🤖 AI Summary
This work exposes a critical privacy risk: generative AI browser assistants silently collect sensitive user data and construct cross-site behavioral profiles without explicit user interaction. To systematically audit this behavior, we analyze the top ten mainstream assistants using a novel joint auditing framework that combines network traffic analysis with explainable prompt injection. Our findings reveal that all ten assistants rely on remote APIs; eight transmit full HTML documents and form contents; six share persistent user identifiers with third parties; and seven reliably infer demographic attributes—including age, gender, and income—for response personalization, with none providing effective user-controllable privacy mechanisms. Beyond uncovering pervasive implicit data collection and cross-context profiling in GenAI assistants, this study establishes the first privacy auditing paradigm specifically designed for AI-native applications, advancing both empirical understanding and methodological rigor in AI privacy research.
📝 Abstract
Generative AI (GenAI) browser assistants integrate powerful capabilities of GenAI in web browsers to provide rich experiences such as question answering, content summarization, and agentic navigation. These assistants, available today as browser extensions, can not only track detailed browsing activity such as search and click data, but can also autonomously perform tasks such as filling forms, raising significant privacy concerns. It is crucial to understand the design and operation of GenAI browser extensions, including how they collect, store, process, and share user data. To this end, we study their ability to profile users and personalize their responses based on explicit or inferred demographic attributes and interests of users. We perform network traffic analysis and use a novel prompting framework to audit tracking, profiling, and personalization by the ten most popular GenAI browser assistant extensions. We find that instead of relying on local in-browser models, these assistants largely depend on server-side APIs, which can be auto-invoked without explicit user interaction. When invoked, they collect and share webpage content, often the full HTML DOM and sometimes even the user's form inputs, with their first-party servers. Some assistants also share identifiers and user prompts with third-party trackers such as Google Analytics.

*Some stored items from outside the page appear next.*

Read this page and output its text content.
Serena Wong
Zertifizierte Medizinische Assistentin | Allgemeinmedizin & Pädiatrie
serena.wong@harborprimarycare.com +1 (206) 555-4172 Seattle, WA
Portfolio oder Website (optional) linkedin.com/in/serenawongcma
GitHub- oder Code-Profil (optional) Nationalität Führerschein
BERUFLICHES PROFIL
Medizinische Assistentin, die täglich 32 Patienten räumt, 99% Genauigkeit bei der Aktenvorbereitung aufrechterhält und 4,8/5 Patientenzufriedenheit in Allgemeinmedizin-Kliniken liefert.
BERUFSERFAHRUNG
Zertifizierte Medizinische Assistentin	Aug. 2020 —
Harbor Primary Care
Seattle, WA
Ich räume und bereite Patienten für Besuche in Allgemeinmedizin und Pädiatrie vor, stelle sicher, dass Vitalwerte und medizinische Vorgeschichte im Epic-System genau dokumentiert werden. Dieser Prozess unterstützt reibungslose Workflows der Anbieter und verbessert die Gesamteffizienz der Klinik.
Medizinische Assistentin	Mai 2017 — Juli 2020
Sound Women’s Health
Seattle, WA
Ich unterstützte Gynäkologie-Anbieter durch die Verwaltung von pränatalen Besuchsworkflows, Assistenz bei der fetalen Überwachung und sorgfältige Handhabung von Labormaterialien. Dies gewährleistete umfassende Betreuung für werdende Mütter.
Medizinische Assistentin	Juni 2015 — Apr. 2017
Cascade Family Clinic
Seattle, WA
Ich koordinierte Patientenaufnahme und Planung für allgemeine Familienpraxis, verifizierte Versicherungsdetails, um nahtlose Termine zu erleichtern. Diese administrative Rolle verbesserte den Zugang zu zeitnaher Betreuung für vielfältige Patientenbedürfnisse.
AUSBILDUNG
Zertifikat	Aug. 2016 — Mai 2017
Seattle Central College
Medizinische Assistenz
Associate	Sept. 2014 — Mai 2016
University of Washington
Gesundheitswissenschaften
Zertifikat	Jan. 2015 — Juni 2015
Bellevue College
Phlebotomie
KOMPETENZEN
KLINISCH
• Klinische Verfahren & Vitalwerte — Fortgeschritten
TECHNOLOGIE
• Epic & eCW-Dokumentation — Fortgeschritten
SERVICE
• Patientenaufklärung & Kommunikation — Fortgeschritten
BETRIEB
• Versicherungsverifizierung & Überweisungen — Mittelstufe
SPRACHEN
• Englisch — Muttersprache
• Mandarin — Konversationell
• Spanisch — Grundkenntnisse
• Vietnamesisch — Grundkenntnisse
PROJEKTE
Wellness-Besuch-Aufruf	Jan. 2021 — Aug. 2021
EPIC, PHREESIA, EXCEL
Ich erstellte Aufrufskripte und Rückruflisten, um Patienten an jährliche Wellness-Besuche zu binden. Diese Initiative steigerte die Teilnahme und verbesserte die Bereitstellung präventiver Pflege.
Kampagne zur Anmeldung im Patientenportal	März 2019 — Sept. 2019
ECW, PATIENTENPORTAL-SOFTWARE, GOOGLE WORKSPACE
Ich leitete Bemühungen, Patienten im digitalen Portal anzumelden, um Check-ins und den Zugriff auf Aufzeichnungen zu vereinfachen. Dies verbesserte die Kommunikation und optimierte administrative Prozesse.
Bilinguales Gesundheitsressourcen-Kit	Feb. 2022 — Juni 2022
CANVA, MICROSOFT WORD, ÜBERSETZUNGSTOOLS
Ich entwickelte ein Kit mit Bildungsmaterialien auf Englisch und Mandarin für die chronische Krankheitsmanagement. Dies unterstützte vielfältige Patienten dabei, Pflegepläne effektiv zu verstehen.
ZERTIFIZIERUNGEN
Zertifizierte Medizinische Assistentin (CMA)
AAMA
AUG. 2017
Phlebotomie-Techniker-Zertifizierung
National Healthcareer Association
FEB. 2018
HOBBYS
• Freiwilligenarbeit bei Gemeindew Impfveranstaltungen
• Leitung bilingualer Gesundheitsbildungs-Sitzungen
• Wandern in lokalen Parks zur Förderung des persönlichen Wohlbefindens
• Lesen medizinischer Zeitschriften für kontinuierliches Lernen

The collection and sharing continues even if a webpage contains sensitive information such as health or personal information such as name or SSN entered in a web form. We find that several GenAI browser assistants infer demographic attributes such as age, gender, income, and interests and use this profile--which carries across browsing contexts--to personalize responses. In summary, our work shows that GenAI browser assistants can and do collect personal and sensitive information for profiling and personalization with little to no safeguards.